As also mentioned by Mohammad, there are some methods available in the literature. However, I don't believe that there could be a single solution apart from some generic open-ended rules.
I always prefer to use an empirical method, where various options are tried and resulting errors are observed. Then, the best one is selected. This method would work for almost all kinds of hyperparameters.
To date, there is no commonly accepted methodology exists to configure the structure of DNNs (no of nodes, no of layer). This issue often forces one to blindly choose the structure of DNNs. DNN model selection has recently attracted intensive research where the goal is to determine an appropriate structure for DNNs with the right complexity for given problems. It is evident that a shallow NN tends to converge much faster than a DNN and handles the small sample size problem better than DNNs. In other words, the size of DNNs strongly depends on the availability of samples. You can keep this in mind while selecting the no of hidden layer.
Next question, how to determine the no of node? One approach that we can do is by implementing a flexible structure DNN where it starts the learning process from scratch and can automatically add or prune a hidden node while training. The decision to grow or prune nodes can be determined by examining the possible underfitting and/or overfitting situation of a network.
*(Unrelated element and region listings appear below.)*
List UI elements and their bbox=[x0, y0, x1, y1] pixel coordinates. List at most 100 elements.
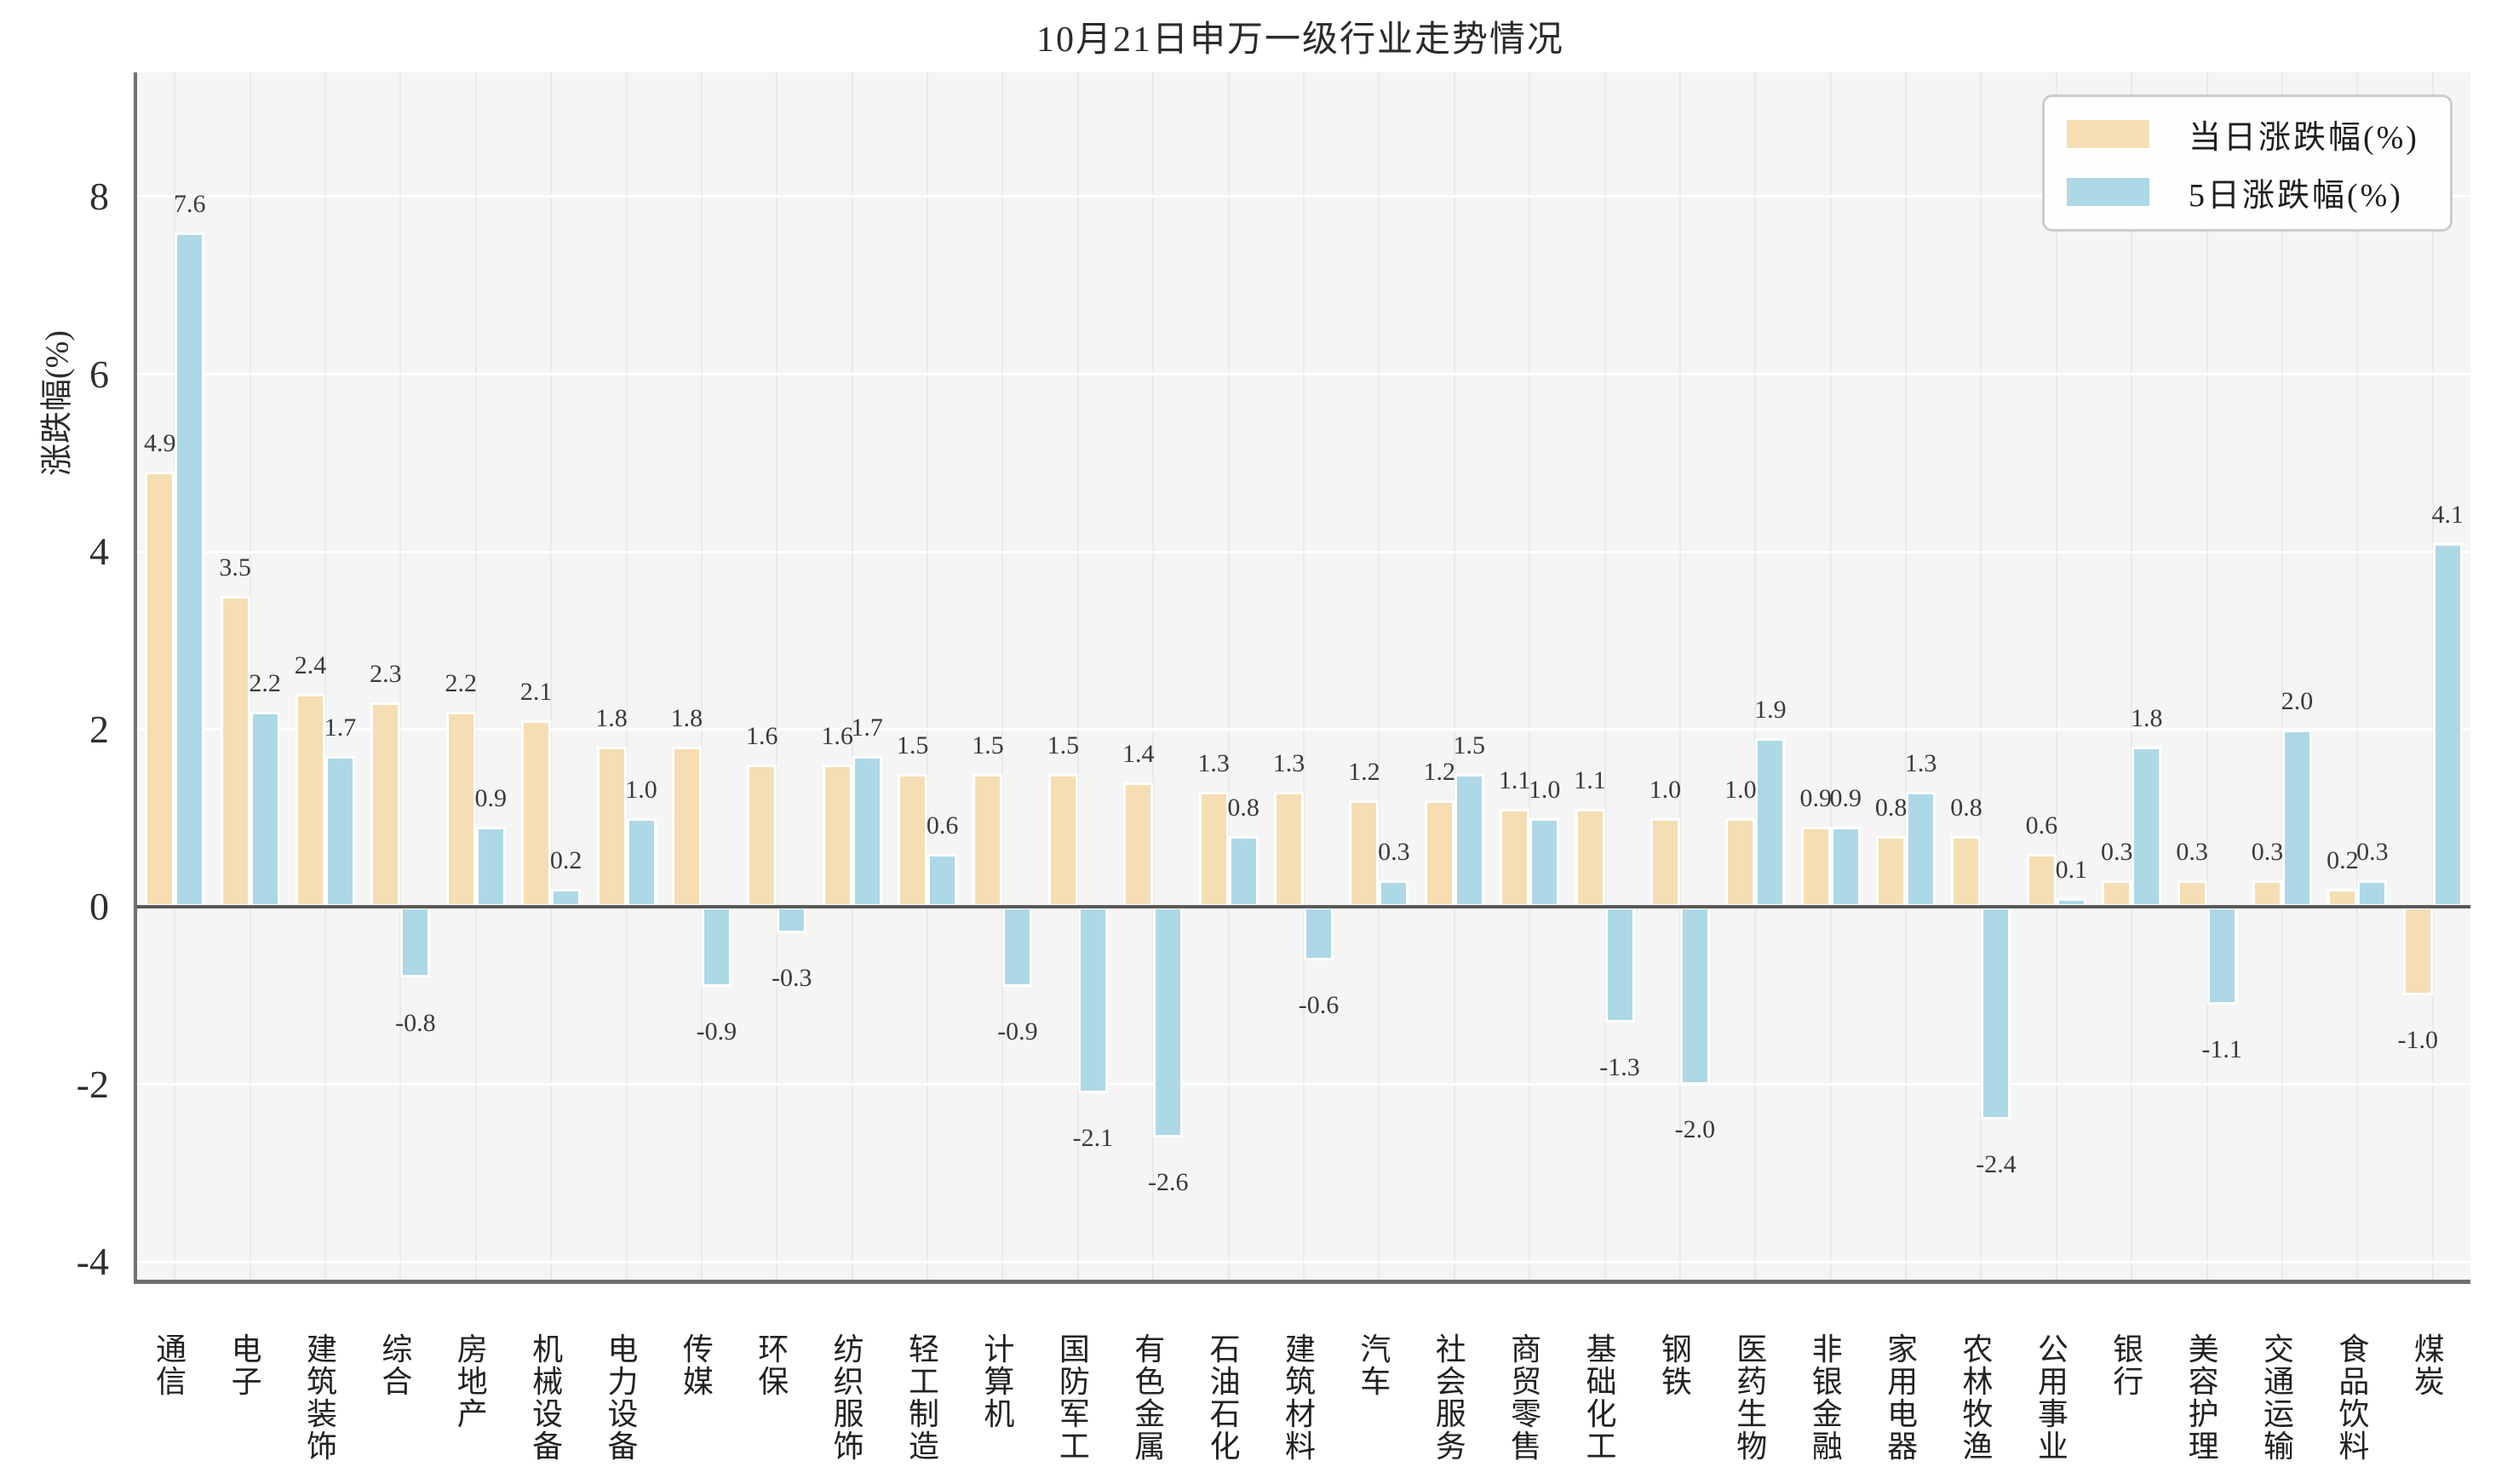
five-day-bar bbox=[2131, 747, 2162, 908]
x-category-label: 基 础 化 工 bbox=[1586, 1332, 1617, 1464]
five-day-bar bbox=[2432, 542, 2463, 908]
bar-value-label: 1.1 bbox=[1574, 766, 1606, 795]
five-day-bar bbox=[551, 889, 582, 908]
x-category-label: 商 贸 零 售 bbox=[1511, 1332, 1542, 1464]
bar-value-label: 0.6 bbox=[926, 811, 959, 839]
v-gridline bbox=[927, 72, 929, 1280]
daily-bar bbox=[2402, 907, 2433, 996]
bar-value-label: 1.4 bbox=[1122, 740, 1155, 769]
x-category-label: 传 媒 bbox=[682, 1332, 714, 1399]
v-gridline bbox=[2206, 72, 2208, 1280]
legend-label-5day: 5日涨跌幅(%) bbox=[2189, 177, 2403, 214]
x-category-label: 公 用 事 业 bbox=[2037, 1332, 2068, 1464]
x-category-label: 电 子 bbox=[231, 1332, 262, 1399]
y-tick-label: 6 bbox=[89, 352, 109, 396]
bar-value-label: 2.1 bbox=[519, 678, 553, 707]
bar-value-label: -2.4 bbox=[1976, 1150, 2017, 1179]
five-day-bar bbox=[1002, 907, 1033, 987]
daily-bar bbox=[2026, 853, 2057, 908]
five-day-bar bbox=[1153, 907, 1184, 1138]
bar-value-label: 1.2 bbox=[1348, 757, 1380, 786]
y-axis-label: 涨跌幅(%) bbox=[39, 330, 76, 476]
bar-value-label: 1.5 bbox=[972, 731, 1004, 759]
daily-bar bbox=[972, 773, 1003, 908]
bar-value-label: -2.6 bbox=[1147, 1168, 1189, 1197]
v-gridline bbox=[1227, 72, 1230, 1280]
five-day-bar bbox=[1529, 817, 1560, 908]
bar-value-label: -0.6 bbox=[1298, 990, 1340, 1019]
legend-item-5day: 5日涨跌幅(%) bbox=[2067, 169, 2428, 215]
bar-value-label: 4.9 bbox=[143, 429, 176, 458]
bar-value-label: -2.0 bbox=[1674, 1114, 1716, 1143]
bar-value-label: 1.6 bbox=[746, 722, 778, 751]
bar-value-label: 0.9 bbox=[1799, 784, 1832, 813]
plot-area: 4.9 7.6 3.5 2.2 2.4 1.7 2.3 -0.8 2.2 0.9 2.1 0.2 1.8… bbox=[134, 72, 2470, 1284]
five-day-bar bbox=[1755, 737, 1786, 908]
bar-value-label: 2.2 bbox=[445, 668, 477, 697]
bar-value-label: 3.5 bbox=[219, 553, 251, 582]
v-gridline bbox=[550, 72, 553, 1280]
bar-value-label: 1.7 bbox=[851, 713, 883, 742]
bar-value-label: 0.9 bbox=[474, 784, 507, 813]
bar-value-label: 0.3 bbox=[2251, 837, 2284, 866]
h-gridline bbox=[137, 195, 2470, 198]
bar-value-label: 1.1 bbox=[1498, 766, 1531, 795]
y-tick-label: -2 bbox=[76, 1062, 109, 1106]
x-category-label: 房 地 产 bbox=[456, 1332, 488, 1431]
five-day-bar bbox=[2357, 880, 2388, 908]
legend-swatch-daily-icon bbox=[2067, 120, 2149, 149]
bar-value-label: 1.5 bbox=[1453, 731, 1486, 759]
bar-value-label: 1.8 bbox=[670, 704, 703, 733]
x-category-label: 国 防 军 工 bbox=[1059, 1332, 1090, 1464]
bar-value-label: 1.0 bbox=[625, 775, 657, 804]
bar-value-label: 1.5 bbox=[1047, 731, 1080, 759]
bar-value-label: 0.2 bbox=[549, 846, 582, 875]
y-tick-label: -4 bbox=[76, 1240, 109, 1284]
bar-value-label: 0.3 bbox=[2176, 837, 2208, 866]
bar-value-label: 1.5 bbox=[896, 731, 929, 759]
daily-bar bbox=[1198, 791, 1229, 908]
daily-bar bbox=[521, 720, 552, 908]
v-gridline bbox=[1453, 72, 1455, 1280]
legend-item-daily: 当日涨跌幅(%) bbox=[2067, 111, 2428, 158]
bar-value-label: -2.1 bbox=[1072, 1124, 1114, 1153]
five-day-bar bbox=[175, 232, 205, 908]
bar-value-label: 4.1 bbox=[2431, 500, 2464, 529]
bar-value-label: -0.9 bbox=[997, 1017, 1038, 1046]
bar-value-label: 1.0 bbox=[1528, 775, 1561, 804]
daily-bar bbox=[1274, 791, 1304, 908]
v-gridline bbox=[1378, 72, 1380, 1280]
five-day-bar bbox=[2206, 907, 2237, 1005]
bar-value-label: 1.3 bbox=[1272, 748, 1305, 777]
v-gridline bbox=[2356, 72, 2359, 1280]
v-gridline bbox=[399, 72, 402, 1280]
x-category-label: 家 用 电 器 bbox=[1887, 1332, 1919, 1464]
bar-value-label: 1.9 bbox=[1754, 695, 1787, 724]
five-day-bar bbox=[626, 817, 657, 908]
v-gridline bbox=[1829, 72, 1832, 1280]
daily-bar bbox=[747, 765, 777, 908]
daily-bar bbox=[1424, 799, 1454, 908]
five-day-bar bbox=[927, 853, 958, 908]
bar-value-label: 1.8 bbox=[595, 704, 628, 733]
five-day-bar bbox=[250, 711, 280, 908]
v-gridline bbox=[1980, 72, 1982, 1280]
bar-value-label: 2.2 bbox=[249, 668, 281, 697]
h-gridline bbox=[137, 1083, 2470, 1086]
five-day-bar bbox=[852, 755, 882, 908]
x-category-label: 煤 炭 bbox=[2413, 1332, 2445, 1399]
bar-value-label: 1.0 bbox=[1649, 775, 1682, 804]
daily-bar bbox=[2177, 880, 2207, 908]
bar-value-label: 1.7 bbox=[324, 713, 357, 742]
v-gridline bbox=[776, 72, 778, 1280]
v-gridline bbox=[474, 72, 477, 1280]
daily-bar bbox=[220, 596, 250, 908]
x-category-label: 机 械 设 备 bbox=[532, 1332, 564, 1464]
v-gridline bbox=[1152, 72, 1155, 1280]
x-category-label: 建 筑 材 料 bbox=[1284, 1332, 1316, 1464]
bar-value-label: 0.2 bbox=[2327, 846, 2359, 875]
daily-bar bbox=[295, 693, 325, 908]
bar-value-label: 0.8 bbox=[1874, 793, 1908, 822]
v-gridline bbox=[625, 72, 628, 1280]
We can grow the node while underfitting, whereas several nodes can be pruned to resolve overfitting situation. We suggest you to take a look at our publications for the detail.
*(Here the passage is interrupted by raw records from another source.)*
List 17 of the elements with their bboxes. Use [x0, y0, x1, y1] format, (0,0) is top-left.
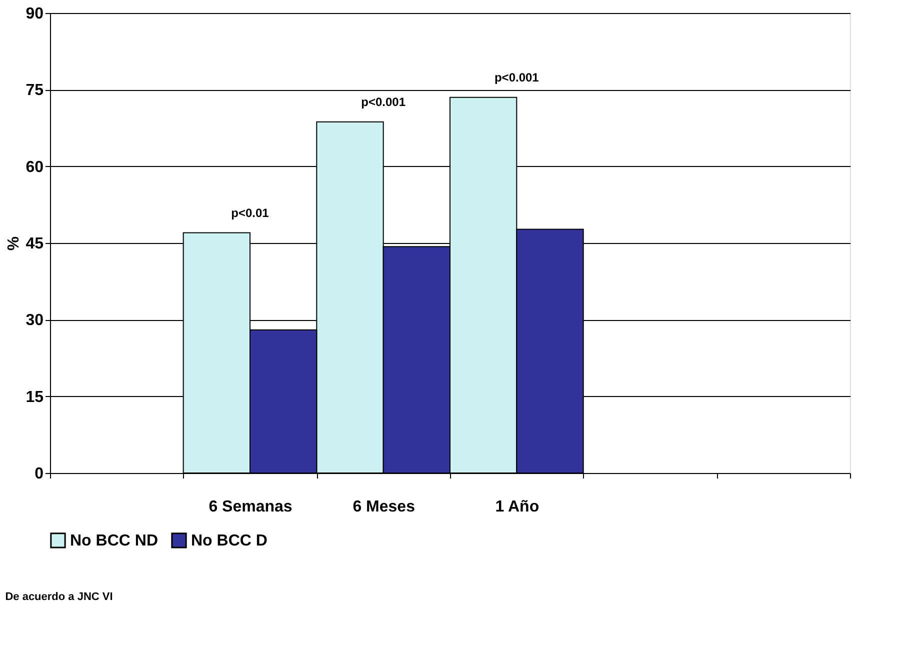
- legend-label: No BCC D: [191, 532, 268, 550]
- x-tick-label: 1 Año: [495, 498, 540, 516]
- annotation: p<0.01: [231, 206, 270, 220]
- y-tick-label: 45: [26, 236, 44, 252]
- y-tick-label: 15: [26, 388, 44, 406]
- legend-label: No BCC ND: [70, 532, 158, 550]
- annotation: p<0.001: [361, 94, 406, 109]
- annotation: p<0.001: [494, 70, 540, 84]
- x-tick-label: 6 Semanas: [208, 498, 292, 516]
- text: De acuerdo a JNC VI: [5, 591, 113, 603]
- y-tick-label: 60: [26, 158, 44, 176]
- y-tick-label: 75: [26, 82, 44, 100]
- y-axis-title: %: [6, 236, 23, 251]
- y-tick-label: 90: [26, 6, 44, 22]
- y-tick-label: 30: [26, 312, 44, 330]
- x-tick-label: 6 Meses: [352, 498, 416, 516]
- y-tick-label: 0: [34, 466, 44, 482]
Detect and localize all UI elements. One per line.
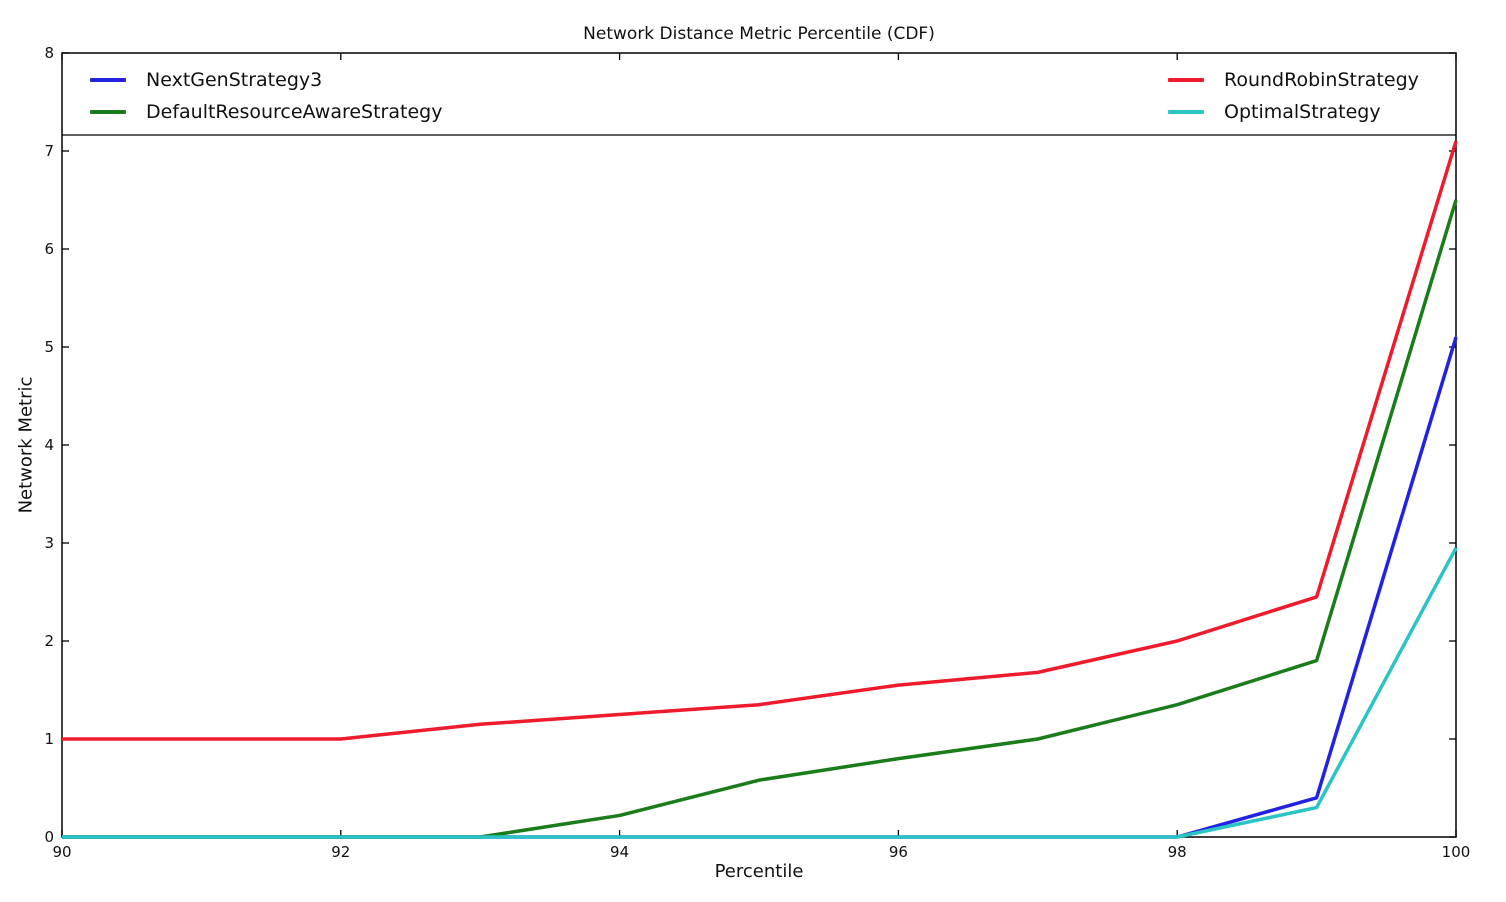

Chapter Autonomous Deep Learning: Continual Learning Approach for Dy...
Article DEVDAN: Deep Evolving Denoising Autoencoder
Conference Paper Automatic Construction of Multi-layer Perceptron Network fro...
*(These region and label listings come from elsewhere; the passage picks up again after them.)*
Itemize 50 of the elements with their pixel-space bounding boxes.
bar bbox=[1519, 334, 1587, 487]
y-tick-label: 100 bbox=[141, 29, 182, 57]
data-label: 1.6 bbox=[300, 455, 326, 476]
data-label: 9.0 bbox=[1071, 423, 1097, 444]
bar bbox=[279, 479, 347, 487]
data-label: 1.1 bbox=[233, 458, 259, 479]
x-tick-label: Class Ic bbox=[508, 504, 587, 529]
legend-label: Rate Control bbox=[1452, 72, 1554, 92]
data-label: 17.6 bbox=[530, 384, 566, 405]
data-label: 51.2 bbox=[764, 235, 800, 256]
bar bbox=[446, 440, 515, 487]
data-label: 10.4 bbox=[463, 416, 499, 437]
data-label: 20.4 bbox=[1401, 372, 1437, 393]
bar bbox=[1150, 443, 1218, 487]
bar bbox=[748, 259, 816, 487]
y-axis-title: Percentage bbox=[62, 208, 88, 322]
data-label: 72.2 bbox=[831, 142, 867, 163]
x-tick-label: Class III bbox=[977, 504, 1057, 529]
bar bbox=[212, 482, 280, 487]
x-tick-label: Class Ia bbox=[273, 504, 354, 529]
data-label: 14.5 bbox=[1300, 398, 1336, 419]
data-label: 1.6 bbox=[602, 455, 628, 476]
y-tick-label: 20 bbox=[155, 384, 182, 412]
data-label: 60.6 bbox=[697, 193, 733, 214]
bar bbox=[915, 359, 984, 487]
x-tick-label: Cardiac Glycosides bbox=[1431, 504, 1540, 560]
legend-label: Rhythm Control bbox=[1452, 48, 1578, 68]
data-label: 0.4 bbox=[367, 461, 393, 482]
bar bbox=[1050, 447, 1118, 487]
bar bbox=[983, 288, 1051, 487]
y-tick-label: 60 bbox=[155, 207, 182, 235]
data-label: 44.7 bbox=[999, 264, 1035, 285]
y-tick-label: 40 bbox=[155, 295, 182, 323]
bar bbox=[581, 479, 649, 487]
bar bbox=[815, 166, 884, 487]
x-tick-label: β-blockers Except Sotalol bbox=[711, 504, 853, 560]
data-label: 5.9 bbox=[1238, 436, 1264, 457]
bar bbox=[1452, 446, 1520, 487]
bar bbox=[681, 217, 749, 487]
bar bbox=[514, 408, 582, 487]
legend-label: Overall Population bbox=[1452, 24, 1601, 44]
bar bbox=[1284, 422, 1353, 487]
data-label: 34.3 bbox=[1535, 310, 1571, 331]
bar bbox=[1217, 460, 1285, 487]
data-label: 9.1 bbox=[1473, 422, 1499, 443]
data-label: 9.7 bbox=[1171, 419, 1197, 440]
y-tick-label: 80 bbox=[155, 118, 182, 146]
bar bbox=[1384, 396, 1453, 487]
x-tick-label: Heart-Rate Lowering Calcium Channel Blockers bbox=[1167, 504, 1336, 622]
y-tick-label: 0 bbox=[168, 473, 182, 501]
The approaches stated above by Mohammad Amin Motamedi are often based on rules of thumb, so they only show good performance with some specific problems. Pruning is also an interesting approach but kind of hard to implement and one cannot ensure, that neurons are removed, which would have shown activity eventually at a later point of time while training.
There are only two ways I know of to find the best model architecture with a very high probability. Note, that those approaches both are highly computationally demanding and time-consuming respectively.
1. Consider the bias variance tradeoff (https://en.wikipedia.org/wiki/Bias–variance_tradeoff): You start training the network with only one hidden layer (as one layer is sufficient for a vast majority of problems) and very few neurons. Then after the training has finished, you add another neuron and start training again. Repeat this procedure until the validation data produces worse performance. (At the beginning, the goodness of training and validation will both increase. At a certain point only the training verification will show better results with a higher number of neurons, but the goodenss of validation will decrease ) If you increase the number of neurons in one hidden layer to a specific extent (let's say 100 Neurons) and the the overall model performance still doesn't suffice, then you add another hidden layer and start all over again with very few neurons in both layers, which you slowly increase. This does'n t mean that you should always increase the number of neurons one by one. If the problem is highly complex, you can skip 5 Neurons at every step and then, if you notice a decrease in goodenss of validation, step back to adjusting only one neuron. So summarized, this method could theoretically find the absolute optimum of hidden layers and neurons, if the neural net training would always find a global optimal set of parameters. Since neural networks are usually trained by algorithms, which are only able to find a local optimal set of network parameters, since they are gradient-based, the aforementioned method is not able to find the absolute optimal model structure. Nevertheless this method gets pretty close to the optimal structure (let's say 1-2 Neurons deviation ), since the local optimal training algorithms usually can find a local optimum, which is pretty close to the global optimal network parameters. A variation of this method is to conduct it the other way round. So you start with a high number of neurons and slowly decrease it until the goodness of validation decreases. As you can imagine, this method is highly time consuming, but you can find the optimal structure pretty precisely.
2. Use a global optimization algorithm to find the optimal network structure. This approach can be a lot faster than the first approach if the problem is highly complex and a high number of hidden layers and neurons is mandatory. The approach works as follows: You can use a global optimization algorithm (e.g. particle swarm optimization, evolutionary algorithm) to vary the number of neurons and hidden layers. Similar to the above, each variation of network structure requires a full training of the current network variation. Also similar to the above, the found solution depends on the network's local optimal training algorithms, which means, that the solution can deviate a few neurons from the global optimal solution. The optimization goal is to increase both training verification and the Validation statistics.
Please note, that this approach can find a solution more quichly for highly complex problems, which also require a complex netwirk structure, but for most problems, the first approach is the one, which sould be chosen.
In conclusion, finding the optimal network structure is a demanding and time-consuming task, which should not be underestimated. Therefore using rules of the thumb can be a reasonable thing to do.
Another easy method especially used in classification is the early stopping method, where an unnecessarily complex network structure is chosen in advance and the training is aborted prematurly as soon as the goodness of validation decreases while training. This is also a good method if the network model later does not have to meet any computational time requirements.
I hope I could clear up some things, but sadly the method to choose depends -as often- on the problem and the application itself.